Shakuntala Jakhar, Haryana President of All India Democratic Women Association (AIDWA), a women wing of Communist Party of India (Marxist) which has for long worked for women empowerment, admits having noticed a big change in the attitude of women in last few years.  Jakhar attributes the change to increased awareness and economic independence among them. For her these two are the drivers of change.

“Women are resisting domestic violence. People who treated their wives as commodities are finally on the receiving end,”

she claims.

Besides the awareness and increased share in employment, women reservation in Panchayats, rebates in registration of properties and even electric metres in their name and share in parental property has encouraged the women to assert their rights.

A number of states including Bihar and Haryana have introduced 33 per cent reservation for women in Panchayat elections. Many others like Uttar Pradesh and Haryana give rebates if a property is registered in the name of a housewife.

West Bengal Government has introduced joint patta (ownership) of land in the name of husband and wife.

Gujarat Government on the other hand made it mandatory last year for Panchayat candidates to have toilets at homes.

Jakhar hopes that introduction of women reservation in assemblies and the parliament will further boost women empowerment. A bill for this has been pending in the parliament for last 18 years.

Beti Bachao Beti Padhao


Central Government has aggressively campaigned for equality of sexes. Prime Minister Narendra Modi has launched ‘beti bachao beti padhao’ programme under which Women & Child Development ministry in collaboration with states has selected 100 districts across the country where the male-female ratio is extremely skewed against female.

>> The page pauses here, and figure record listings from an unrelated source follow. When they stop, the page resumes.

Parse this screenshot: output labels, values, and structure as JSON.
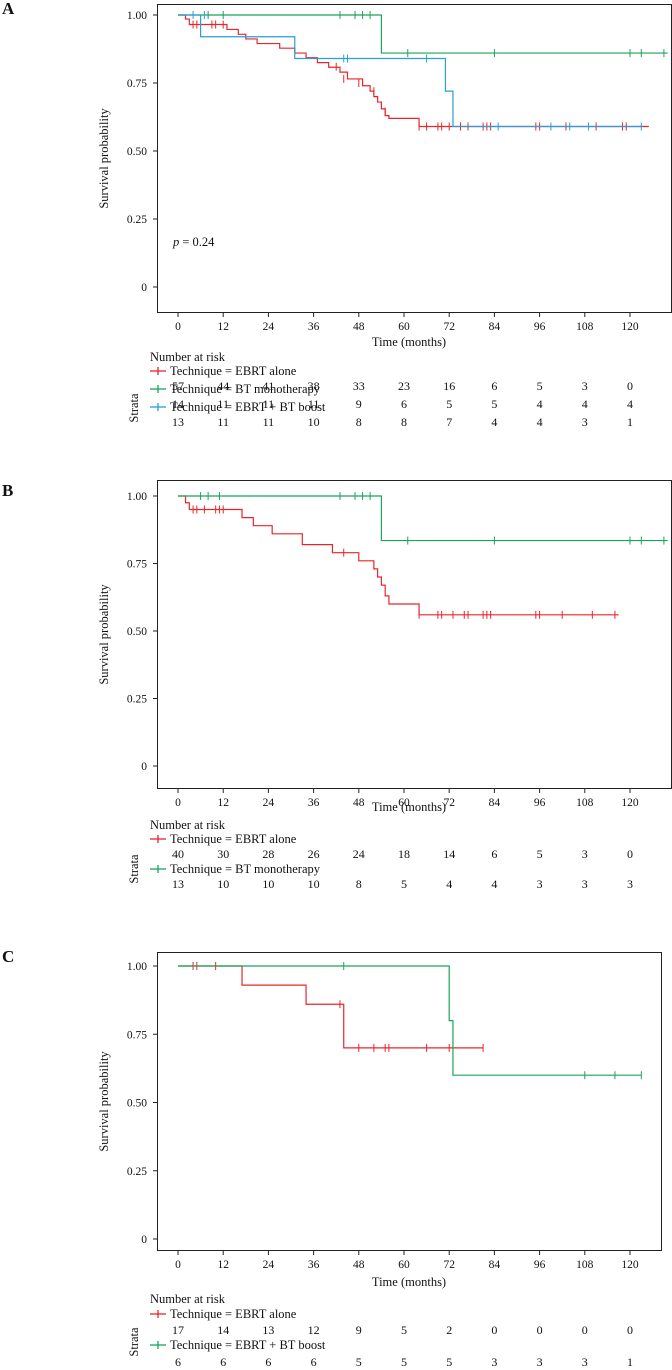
{
  "colors": {
    "ebrt_alone": "#e8262a",
    "bt_mono": "#1aa55a",
    "ebrt_bt": "#2a9fd8"
  },
  "panels": [
    {
      "letter": "A",
      "ylabel": "Survival probability",
      "xlabel": "Time (months)",
      "yticks": [
        "1.00",
        "0.75",
        "0.50",
        "0.25",
        "0"
      ],
      "xticks": [
        "0",
        "12",
        "24",
        "36",
        "48",
        "60",
        "72",
        "84",
        "96",
        "108",
        "120"
      ],
      "pvalue_p": "p",
      "pvalue_rest": " = 0.24",
      "risk_title": "Number at risk",
      "strata_label": "Strata",
      "groups": [
        {
          "label": "Technique = EBRT alone",
          "color_key": "ebrt_alone",
          "risk": [
            "57",
            "44",
            "41",
            "38",
            "33",
            "23",
            "16",
            "6",
            "5",
            "3",
            "0"
          ]
        },
        {
          "label": "Technique = BT monotherapy",
          "color_key": "bt_mono",
          "risk": [
            "14",
            "11",
            "11",
            "11",
            "9",
            "6",
            "5",
            "5",
            "4",
            "4",
            "4"
          ]
        },
        {
          "label": "Technique = EBRT + BT boost",
          "color_key": "ebrt_bt",
          "risk": [
            "13",
            "11",
            "11",
            "10",
            "8",
            "8",
            "7",
            "4",
            "4",
            "3",
            "1"
          ]
        }
      ]
    },
    {
      "letter": "B",
      "ylabel": "Survival probability",
      "xlabel": "Time (months)",
      "yticks": [
        "1.00",
        "0.75",
        "0.50",
        "0.25",
        "0"
      ],
      "xticks": [
        "0",
        "12",
        "24",
        "36",
        "48",
        "60",
        "72",
        "84",
        "96",
        "108",
        "120"
      ],
      "risk_title": "Number at risk",
      "strata_label": "Strata",
      "groups": [
        {
          "label": "Technique = EBRT alone",
          "color_key": "ebrt_alone",
          "risk": [
            "40",
            "30",
            "28",
            "26",
            "24",
            "18",
            "14",
            "6",
            "5",
            "3",
            "0"
          ]
        },
        {
          "label": "Technique = BT monotherapy",
          "color_key": "bt_mono",
          "risk": [
            "13",
            "10",
            "10",
            "10",
            "8",
            "5",
            "4",
            "4",
            "3",
            "3",
            "3"
          ]
        }
      ]
    },
    {
      "letter": "C",
      "ylabel": "Survival probability",
      "xlabel": "Time (months)",
      "yticks": [
        "1.00",
        "0.75",
        "0.50",
        "0.25",
        "0"
      ],
      "xticks": [
        "0",
        "12",
        "24",
        "36",
        "48",
        "60",
        "72",
        "84",
        "96",
        "108",
        "120"
      ],
      "risk_title": "Number at risk",
      "strata_label": "Strata",
      "groups": [
        {
          "label": "Technique = EBRT alone",
          "color_key": "ebrt_alone",
          "risk": [
            "17",
            "14",
            "13",
            "12",
            "9",
            "5",
            "2",
            "0",
            "0",
            "0",
            "0"
          ]
        },
        {
          "label": "Technique = EBRT + BT boost",
          "color_key": "bt_mono",
          "risk": [
            "6",
            "6",
            "6",
            "6",
            "5",
            "5",
            "5",
            "3",
            "3",
            "3",
            "1"
          ]
        }
      ]
    }
  ],
  "chart_data": [
    {
      "type": "line",
      "title": "A",
      "xlabel": "Time (months)",
      "ylabel": "Survival probability",
      "xlim": [
        -5,
        130
      ],
      "ylim": [
        0,
        1.0
      ],
      "series": [
        {
          "name": "Technique = EBRT alone",
          "color_key": "ebrt_alone",
          "steps": [
            [
              0,
              1.0
            ],
            [
              2,
              0.985
            ],
            [
              3,
              0.965
            ],
            [
              13,
              0.947
            ],
            [
              16,
              0.929
            ],
            [
              18,
              0.912
            ],
            [
              21,
              0.895
            ],
            [
              27,
              0.878
            ],
            [
              31,
              0.86
            ],
            [
              34,
              0.843
            ],
            [
              37,
              0.825
            ],
            [
              40,
              0.808
            ],
            [
              43,
              0.79
            ],
            [
              45,
              0.765
            ],
            [
              49,
              0.74
            ],
            [
              51,
              0.72
            ],
            [
              52,
              0.7
            ],
            [
              53,
              0.68
            ],
            [
              54,
              0.655
            ],
            [
              55,
              0.63
            ],
            [
              56,
              0.62
            ],
            [
              64,
              0.59
            ],
            [
              125,
              0.59
            ]
          ],
          "censor": [
            [
              4,
              0.965
            ],
            [
              5,
              0.965
            ],
            [
              9,
              0.965
            ],
            [
              10,
              0.965
            ],
            [
              12,
              0.965
            ],
            [
              42,
              0.81
            ],
            [
              44,
              0.765
            ],
            [
              48,
              0.75
            ],
            [
              52,
              0.72
            ],
            [
              55,
              0.645
            ],
            [
              64,
              0.59
            ],
            [
              66,
              0.59
            ],
            [
              69,
              0.59
            ],
            [
              70,
              0.59
            ],
            [
              72,
              0.59
            ],
            [
              75,
              0.59
            ],
            [
              77,
              0.59
            ],
            [
              81,
              0.59
            ],
            [
              82,
              0.59
            ],
            [
              83,
              0.59
            ],
            [
              95,
              0.59
            ],
            [
              96,
              0.59
            ],
            [
              103,
              0.59
            ],
            [
              111,
              0.59
            ],
            [
              118,
              0.59
            ],
            [
              119,
              0.59
            ]
          ]
        },
        {
          "name": "Technique = BT monotherapy",
          "color_key": "bt_mono",
          "steps": [
            [
              0,
              1.0
            ],
            [
              54,
              1.0
            ],
            [
              54,
              0.86
            ],
            [
              130,
              0.86
            ]
          ],
          "censor": [
            [
              8,
              1.0
            ],
            [
              12,
              1.0
            ],
            [
              43,
              1.0
            ],
            [
              47,
              1.0
            ],
            [
              49,
              1.0
            ],
            [
              51,
              1.0
            ],
            [
              61,
              0.86
            ],
            [
              84,
              0.86
            ],
            [
              120,
              0.86
            ],
            [
              123,
              0.86
            ],
            [
              129,
              0.86
            ]
          ]
        },
        {
          "name": "Technique = EBRT + BT boost",
          "color_key": "ebrt_bt",
          "steps": [
            [
              0,
              1.0
            ],
            [
              6,
              1.0
            ],
            [
              6,
              0.92
            ],
            [
              31,
              0.92
            ],
            [
              31,
              0.84
            ],
            [
              71,
              0.84
            ],
            [
              71,
              0.72
            ],
            [
              73,
              0.72
            ],
            [
              73,
              0.59
            ],
            [
              123,
              0.59
            ]
          ],
          "censor": [
            [
              4,
              1.0
            ],
            [
              7,
              1.0
            ],
            [
              44,
              0.84
            ],
            [
              45,
              0.84
            ],
            [
              66,
              0.84
            ],
            [
              85,
              0.59
            ],
            [
              99,
              0.59
            ],
            [
              104,
              0.59
            ],
            [
              109,
              0.59
            ],
            [
              123,
              0.59
            ]
          ]
        }
      ]
    },
    {
      "type": "line",
      "title": "B",
      "xlabel": "Time (months)",
      "ylabel": "Survival probability",
      "xlim": [
        -5,
        130
      ],
      "ylim": [
        0,
        1.0
      ],
      "series": [
        {
          "name": "Technique = EBRT alone",
          "color_key": "ebrt_alone",
          "steps": [
            [
              0,
              1.0
            ],
            [
              2,
              0.975
            ],
            [
              3,
              0.95
            ],
            [
              13,
              0.95
            ],
            [
              17,
              0.92
            ],
            [
              20,
              0.89
            ],
            [
              25,
              0.86
            ],
            [
              33,
              0.82
            ],
            [
              41,
              0.79
            ],
            [
              48,
              0.76
            ],
            [
              52,
              0.73
            ],
            [
              53,
              0.7
            ],
            [
              54,
              0.67
            ],
            [
              55,
              0.63
            ],
            [
              56,
              0.6
            ],
            [
              64,
              0.56
            ],
            [
              117,
              0.56
            ]
          ],
          "censor": [
            [
              4,
              0.95
            ],
            [
              5,
              0.95
            ],
            [
              7,
              0.95
            ],
            [
              10,
              0.95
            ],
            [
              11,
              0.95
            ],
            [
              12,
              0.95
            ],
            [
              44,
              0.79
            ],
            [
              64,
              0.56
            ],
            [
              69,
              0.56
            ],
            [
              70,
              0.56
            ],
            [
              73,
              0.56
            ],
            [
              76,
              0.56
            ],
            [
              77,
              0.56
            ],
            [
              81,
              0.56
            ],
            [
              82,
              0.56
            ],
            [
              83,
              0.56
            ],
            [
              95,
              0.56
            ],
            [
              96,
              0.56
            ],
            [
              102,
              0.56
            ],
            [
              110,
              0.56
            ],
            [
              116,
              0.56
            ]
          ]
        },
        {
          "name": "Technique = BT monotherapy",
          "color_key": "bt_mono",
          "steps": [
            [
              0,
              1.0
            ],
            [
              54,
              1.0
            ],
            [
              54,
              0.835
            ],
            [
              130,
              0.835
            ]
          ],
          "censor": [
            [
              6,
              1.0
            ],
            [
              8,
              1.0
            ],
            [
              11,
              1.0
            ],
            [
              43,
              1.0
            ],
            [
              47,
              1.0
            ],
            [
              49,
              1.0
            ],
            [
              51,
              1.0
            ],
            [
              61,
              0.835
            ],
            [
              84,
              0.835
            ],
            [
              120,
              0.835
            ],
            [
              123,
              0.835
            ],
            [
              129,
              0.835
            ]
          ]
        }
      ]
    },
    {
      "type": "line",
      "title": "C",
      "xlabel": "Time (months)",
      "ylabel": "Survival probability",
      "xlim": [
        -5,
        127
      ],
      "ylim": [
        0,
        1.0
      ],
      "series": [
        {
          "name": "Technique = EBRT alone",
          "color_key": "ebrt_alone",
          "steps": [
            [
              0,
              1.0
            ],
            [
              17,
              1.0
            ],
            [
              17,
              0.93
            ],
            [
              34,
              0.93
            ],
            [
              34,
              0.86
            ],
            [
              44,
              0.86
            ],
            [
              44,
              0.7
            ],
            [
              81,
              0.7
            ]
          ],
          "censor": [
            [
              4,
              1.0
            ],
            [
              5,
              1.0
            ],
            [
              10,
              1.0
            ],
            [
              43,
              0.86
            ],
            [
              48,
              0.7
            ],
            [
              52,
              0.7
            ],
            [
              55,
              0.7
            ],
            [
              56,
              0.7
            ],
            [
              66,
              0.7
            ],
            [
              72,
              0.7
            ],
            [
              81,
              0.7
            ]
          ]
        },
        {
          "name": "Technique = EBRT + BT boost",
          "color_key": "bt_mono",
          "steps": [
            [
              0,
              1.0
            ],
            [
              72,
              1.0
            ],
            [
              72,
              0.8
            ],
            [
              73,
              0.8
            ],
            [
              73,
              0.6
            ],
            [
              123,
              0.6
            ]
          ],
          "censor": [
            [
              44,
              1.0
            ],
            [
              108,
              0.6
            ],
            [
              116,
              0.6
            ],
            [
              123,
              0.6
            ]
          ]
        }
      ]
    }
  ]
}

The districts will campaign for women equality and weed out pre-natal sex determination clinics operating under their jurisdictions or in their neighbourhood. Una District of Himachal which borders Punjab, for instance, has even less than 500 females against 1000 males in 24 of its village Panchayats. The reduction in female number in Una is being blamed on sex determination clinics operating surreptitiously in Hoshiarpur and Ropar cities which adjoin the district.

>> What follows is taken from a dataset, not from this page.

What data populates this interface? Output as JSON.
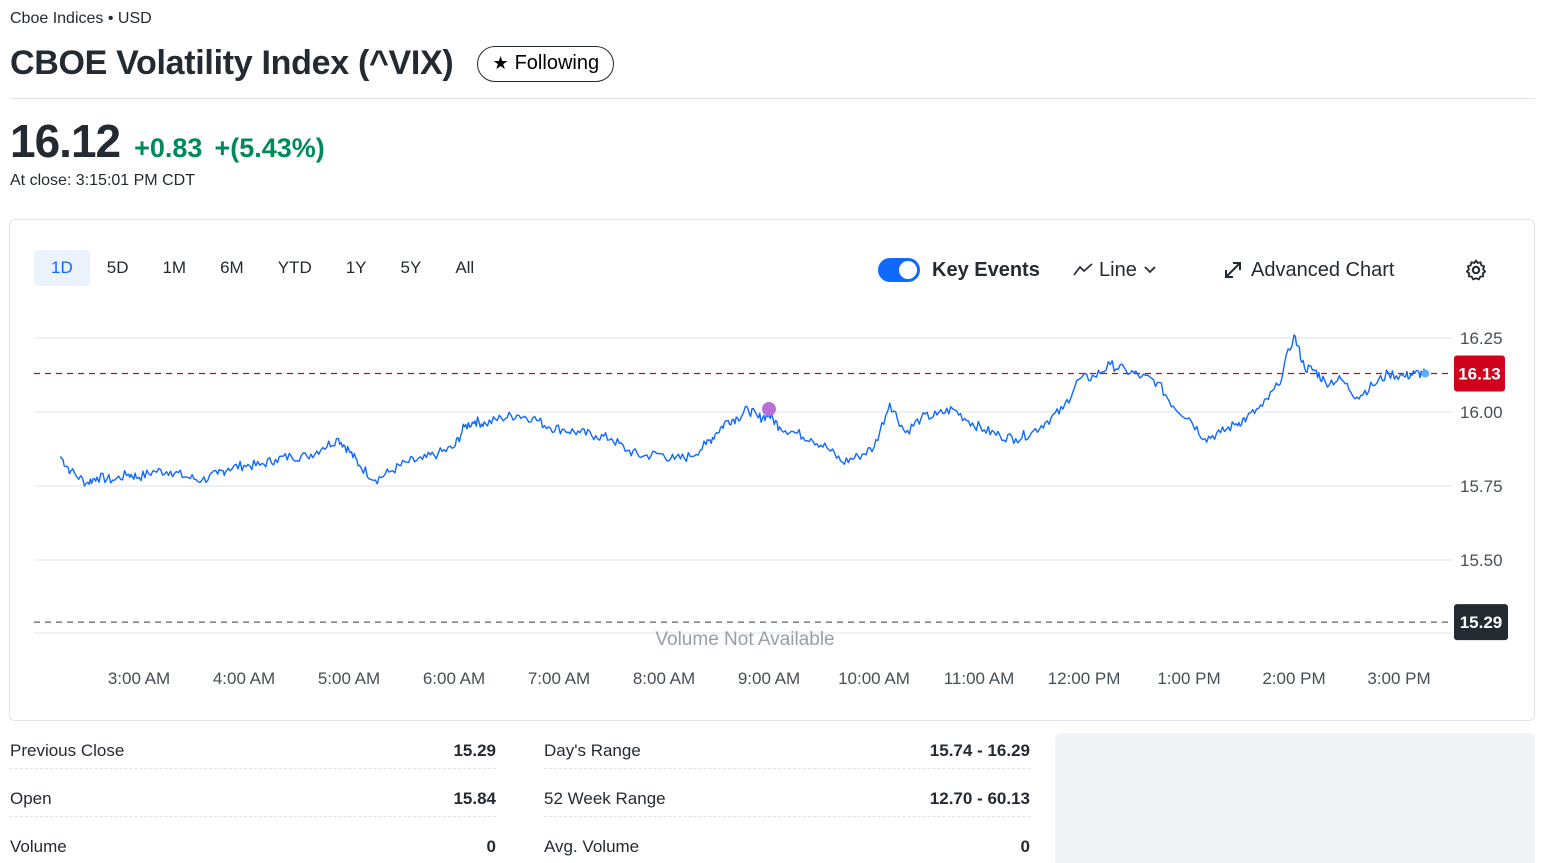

Education leads to awareness about rights

A direct consequence of relentless campaign against female foeticide and for girl education is that Punjab University and Kurukshetra University, housed in Punjab and Haryana, states notorious for killing of girl child, have girls greatly outnumbering boys in post graduate faculties.

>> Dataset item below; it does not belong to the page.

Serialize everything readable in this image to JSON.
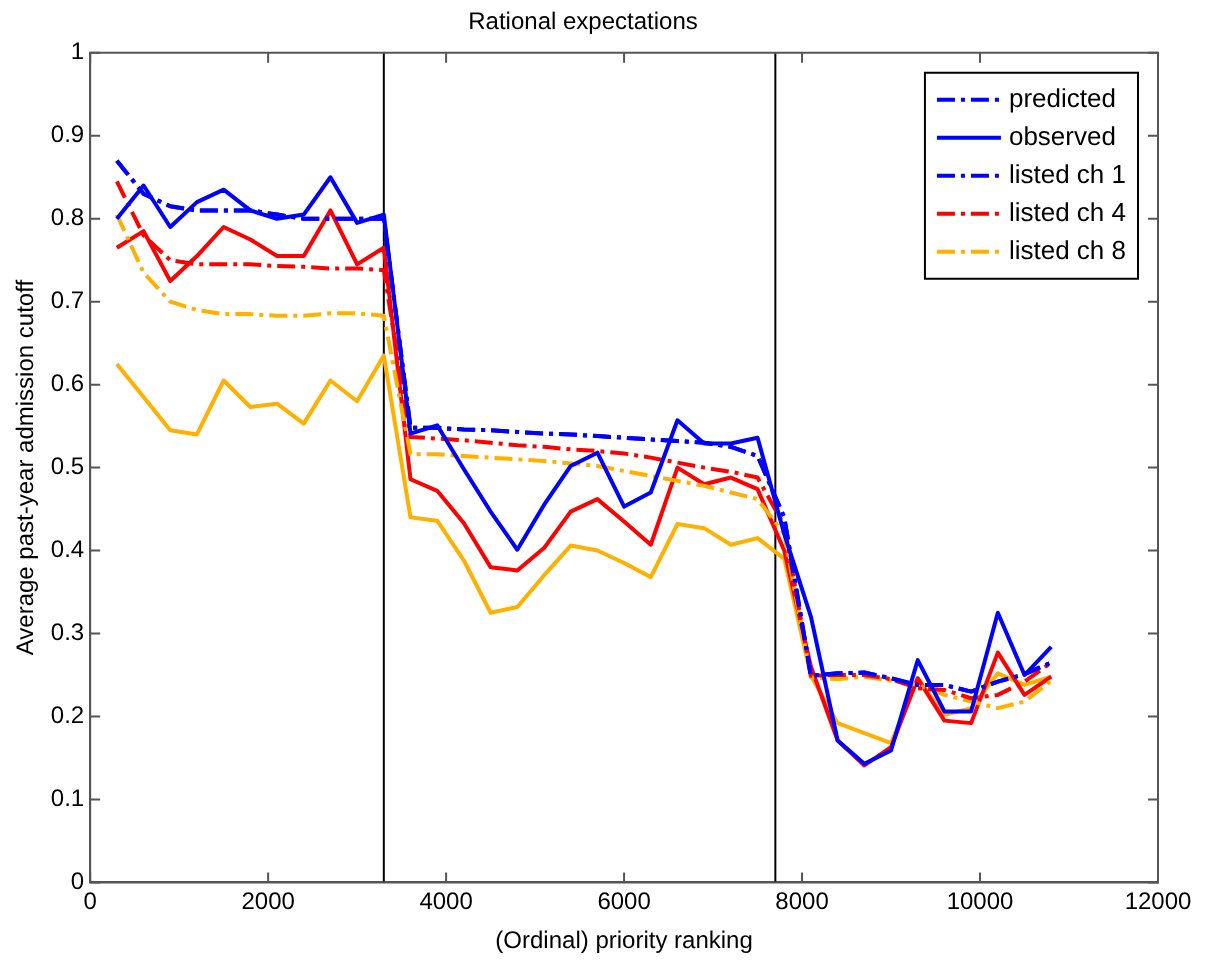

The number of child marriages is going down. At least this is what Babita Chaudhary, a Protection Officer of the AIDWA in Hisar District, claims.

“Child marriages have definitely come down. In March four such incidents were reported to us and this month we have been told about two such cases. Conversely the number of inter-caste and love marriages has gone up,”

Chaudhary says.

Neelam Katara, a retired school teacher who became role model for many in the country for the way she contested her son late Nitish Katara’s case in the court against notorious politician D P Yadav’s son Vikas and nephew Vishal, calls the change a ‘step in positive direction’.

“The assertive woman has a lot to do with education and economic independence,”

she says.

Katara, who relentlessly pursued for conviction of Vikas and Vishal Yadav, is happy that women are becoming aware of their rights. She wants girls to know more about their in-laws and husbands before marriage.

The way forward


Haryana women asserting their rights, fighting domestic violence and discarding veils

Women activists want state governments to open more skill shelters for housewives who want to come out of bad marriages. They also want the media and non-government organizations to do follow up of cases where women either storm out of their husbands’ houses for reasons of uncleanliness, domestic violence and other reasons or brides who snap their matrimonial alliances on account of their grooms being illiterate, sick or violent.

“There are many other women who want to walk out of domestic violence but there are either not enough shelters for them or no skills are being taught there,”

notes Jakhar.

Katara is more interested in finding out how girls, who snapped their marriages on grounds of husbands being illiterate or epileptic, are looked at by the society and their relatives afterwards.